The Lolita movies aren't nearly as good because the deceit is a lot harder to hide when you can visually see the events.
Welcome to the NHK is a modern classic Japanese light novel (though it lacks basically all the cliche common to those beyond how it was printed) about the literal garbage human Satou. He lives off his parents in a one room apartment, having dropped out of school and being unable to work to extreme anxiety/agoraphobia. His life is basically completely empty and worthless, to the point where he sometimes will wake up somedays and stare at the ceiling until he goes back to bed hours later. He has no plans or future, and without the intervention of the supporting character would just have meandered until he got evicted and then died as he openly states.
The plot involves the odd girl Misaki trying to take on the task of "curing" his hikkikomori problem, through absurd manners that he barely takes seriously and uses as something to get through his boredom. There is also the subplot of his neighbor trying to create an indie VN through sheer force of rage and hatred of normies, showing a different form of the same broken character who is the "hot" (angry) instead of the "cold" (emotionless).
Its got that classic Japanese apathetic detachment in its writing style and encompasses the lost and broken nature of a lot of young men who basically lose any motivation to escape their spiral, chronicling the self defeating nature they build up that keeps them trapped.

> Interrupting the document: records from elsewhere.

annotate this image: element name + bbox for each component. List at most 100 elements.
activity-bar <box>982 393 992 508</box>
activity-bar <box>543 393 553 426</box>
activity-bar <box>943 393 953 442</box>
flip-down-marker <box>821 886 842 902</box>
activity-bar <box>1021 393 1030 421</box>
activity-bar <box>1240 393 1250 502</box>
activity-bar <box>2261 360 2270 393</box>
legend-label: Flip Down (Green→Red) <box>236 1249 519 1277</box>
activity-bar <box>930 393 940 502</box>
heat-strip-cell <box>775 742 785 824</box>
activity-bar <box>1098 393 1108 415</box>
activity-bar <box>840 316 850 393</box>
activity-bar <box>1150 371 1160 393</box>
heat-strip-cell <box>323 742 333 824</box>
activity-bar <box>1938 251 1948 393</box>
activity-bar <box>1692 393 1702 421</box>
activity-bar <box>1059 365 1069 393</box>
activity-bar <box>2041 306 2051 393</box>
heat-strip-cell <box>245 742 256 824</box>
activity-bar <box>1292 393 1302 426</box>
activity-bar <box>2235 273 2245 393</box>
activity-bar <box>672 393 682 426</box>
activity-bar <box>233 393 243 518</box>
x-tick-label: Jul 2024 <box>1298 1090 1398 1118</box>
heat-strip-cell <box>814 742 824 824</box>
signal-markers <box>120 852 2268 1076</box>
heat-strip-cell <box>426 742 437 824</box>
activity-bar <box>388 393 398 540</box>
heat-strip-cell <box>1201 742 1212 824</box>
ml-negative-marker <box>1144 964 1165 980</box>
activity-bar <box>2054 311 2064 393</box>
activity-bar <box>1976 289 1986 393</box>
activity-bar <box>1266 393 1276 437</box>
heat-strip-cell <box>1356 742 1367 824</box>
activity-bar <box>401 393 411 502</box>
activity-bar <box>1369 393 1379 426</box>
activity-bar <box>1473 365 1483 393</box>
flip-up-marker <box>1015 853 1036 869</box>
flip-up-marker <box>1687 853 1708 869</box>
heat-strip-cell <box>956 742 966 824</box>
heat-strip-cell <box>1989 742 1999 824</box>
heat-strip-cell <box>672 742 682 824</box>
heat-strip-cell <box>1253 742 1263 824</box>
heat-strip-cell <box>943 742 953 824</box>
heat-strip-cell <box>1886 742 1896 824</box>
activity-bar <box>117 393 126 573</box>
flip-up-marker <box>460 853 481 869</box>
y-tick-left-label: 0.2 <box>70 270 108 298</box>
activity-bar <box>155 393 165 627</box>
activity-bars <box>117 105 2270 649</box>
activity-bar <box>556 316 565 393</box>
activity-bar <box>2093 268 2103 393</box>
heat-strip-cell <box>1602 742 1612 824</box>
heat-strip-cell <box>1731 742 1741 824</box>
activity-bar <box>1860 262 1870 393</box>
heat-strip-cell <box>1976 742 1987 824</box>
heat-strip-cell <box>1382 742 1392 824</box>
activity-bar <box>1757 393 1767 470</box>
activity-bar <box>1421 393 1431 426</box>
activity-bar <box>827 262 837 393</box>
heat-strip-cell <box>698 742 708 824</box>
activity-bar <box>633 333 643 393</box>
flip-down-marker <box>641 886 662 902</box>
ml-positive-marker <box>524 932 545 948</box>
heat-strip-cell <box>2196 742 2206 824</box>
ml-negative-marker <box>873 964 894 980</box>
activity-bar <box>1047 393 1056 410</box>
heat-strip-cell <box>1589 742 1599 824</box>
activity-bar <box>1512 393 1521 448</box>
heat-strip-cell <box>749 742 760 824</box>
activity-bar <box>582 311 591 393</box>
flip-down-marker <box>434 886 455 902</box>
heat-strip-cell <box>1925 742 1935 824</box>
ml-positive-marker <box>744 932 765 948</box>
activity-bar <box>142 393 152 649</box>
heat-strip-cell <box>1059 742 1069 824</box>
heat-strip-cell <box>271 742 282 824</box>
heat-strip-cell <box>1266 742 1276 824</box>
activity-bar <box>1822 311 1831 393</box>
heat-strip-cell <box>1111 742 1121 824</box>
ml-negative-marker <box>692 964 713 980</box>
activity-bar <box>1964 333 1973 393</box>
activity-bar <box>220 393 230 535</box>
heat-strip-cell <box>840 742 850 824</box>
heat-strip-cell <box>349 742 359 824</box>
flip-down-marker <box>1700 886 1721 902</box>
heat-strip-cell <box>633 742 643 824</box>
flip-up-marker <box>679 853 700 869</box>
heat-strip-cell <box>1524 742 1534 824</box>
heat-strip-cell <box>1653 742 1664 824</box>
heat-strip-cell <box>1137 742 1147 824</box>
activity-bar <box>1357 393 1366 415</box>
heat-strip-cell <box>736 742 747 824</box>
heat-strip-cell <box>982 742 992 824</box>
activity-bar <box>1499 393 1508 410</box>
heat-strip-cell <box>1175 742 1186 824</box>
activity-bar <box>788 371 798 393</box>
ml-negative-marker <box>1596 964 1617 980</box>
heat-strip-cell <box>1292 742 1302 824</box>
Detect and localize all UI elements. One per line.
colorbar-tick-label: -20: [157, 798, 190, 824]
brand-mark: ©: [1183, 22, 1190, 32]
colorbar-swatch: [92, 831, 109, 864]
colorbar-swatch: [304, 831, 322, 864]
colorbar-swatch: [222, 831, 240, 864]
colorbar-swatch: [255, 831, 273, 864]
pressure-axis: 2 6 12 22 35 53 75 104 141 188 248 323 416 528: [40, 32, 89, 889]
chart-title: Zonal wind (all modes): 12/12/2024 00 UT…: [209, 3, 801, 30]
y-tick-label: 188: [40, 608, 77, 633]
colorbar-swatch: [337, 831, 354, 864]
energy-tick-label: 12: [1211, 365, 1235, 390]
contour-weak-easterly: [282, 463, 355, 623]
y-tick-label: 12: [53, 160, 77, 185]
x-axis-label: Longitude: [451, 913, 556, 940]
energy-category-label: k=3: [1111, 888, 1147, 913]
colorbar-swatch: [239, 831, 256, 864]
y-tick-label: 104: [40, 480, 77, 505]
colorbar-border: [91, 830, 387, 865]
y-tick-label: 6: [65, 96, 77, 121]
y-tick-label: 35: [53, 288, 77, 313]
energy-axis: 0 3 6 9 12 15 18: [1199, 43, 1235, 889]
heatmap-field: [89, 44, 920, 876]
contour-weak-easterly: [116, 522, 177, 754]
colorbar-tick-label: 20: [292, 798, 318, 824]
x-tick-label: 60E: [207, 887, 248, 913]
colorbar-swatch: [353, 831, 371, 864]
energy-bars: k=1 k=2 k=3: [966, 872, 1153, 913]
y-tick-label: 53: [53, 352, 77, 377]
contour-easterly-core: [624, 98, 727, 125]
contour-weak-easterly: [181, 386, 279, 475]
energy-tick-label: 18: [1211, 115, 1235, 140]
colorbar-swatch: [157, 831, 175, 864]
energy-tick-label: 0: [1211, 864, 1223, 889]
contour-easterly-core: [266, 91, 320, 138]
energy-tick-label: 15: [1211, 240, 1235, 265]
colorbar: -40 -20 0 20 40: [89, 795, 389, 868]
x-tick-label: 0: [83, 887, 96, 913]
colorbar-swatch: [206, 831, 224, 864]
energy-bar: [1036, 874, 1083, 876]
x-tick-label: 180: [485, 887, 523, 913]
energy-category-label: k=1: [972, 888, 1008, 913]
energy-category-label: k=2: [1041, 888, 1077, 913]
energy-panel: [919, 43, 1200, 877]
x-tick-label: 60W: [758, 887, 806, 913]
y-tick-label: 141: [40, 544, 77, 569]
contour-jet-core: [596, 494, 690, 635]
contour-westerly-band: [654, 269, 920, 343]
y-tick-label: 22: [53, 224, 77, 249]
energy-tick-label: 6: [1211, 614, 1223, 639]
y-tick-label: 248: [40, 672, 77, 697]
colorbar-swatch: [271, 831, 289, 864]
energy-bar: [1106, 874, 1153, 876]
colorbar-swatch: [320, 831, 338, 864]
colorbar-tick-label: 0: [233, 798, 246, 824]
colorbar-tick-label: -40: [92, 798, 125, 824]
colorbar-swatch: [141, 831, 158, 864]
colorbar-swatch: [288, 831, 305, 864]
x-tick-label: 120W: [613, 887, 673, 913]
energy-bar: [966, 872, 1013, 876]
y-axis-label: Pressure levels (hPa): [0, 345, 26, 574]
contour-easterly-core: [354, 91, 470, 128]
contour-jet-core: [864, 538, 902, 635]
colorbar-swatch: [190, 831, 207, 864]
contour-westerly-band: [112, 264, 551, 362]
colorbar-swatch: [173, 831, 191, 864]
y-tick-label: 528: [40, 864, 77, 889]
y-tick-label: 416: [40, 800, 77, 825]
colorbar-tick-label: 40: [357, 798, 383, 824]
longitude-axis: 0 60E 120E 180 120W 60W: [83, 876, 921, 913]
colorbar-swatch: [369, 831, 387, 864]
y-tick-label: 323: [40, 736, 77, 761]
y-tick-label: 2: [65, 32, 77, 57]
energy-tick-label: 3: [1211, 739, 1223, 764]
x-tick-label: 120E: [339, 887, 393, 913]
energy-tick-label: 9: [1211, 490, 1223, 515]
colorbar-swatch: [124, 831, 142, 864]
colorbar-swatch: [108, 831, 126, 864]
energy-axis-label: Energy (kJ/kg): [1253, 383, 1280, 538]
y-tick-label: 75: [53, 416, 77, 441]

It has a manga and anime adaptation, which are fine but lose a lot of the power of it through both expansion and censorship. The novel shows how easily someone like Satou can fall into a pit of both drugs and lolicon obsession (its Japan), and both are a constant demon hanging over him. The manga cuts out most of the drugs and treats the loli thing as a funny one off thing, just like it does MMOs and MLM scams. Whereas the anime cuts all the drugs and recontextualizes basically everything as a funny romcom with sad moments.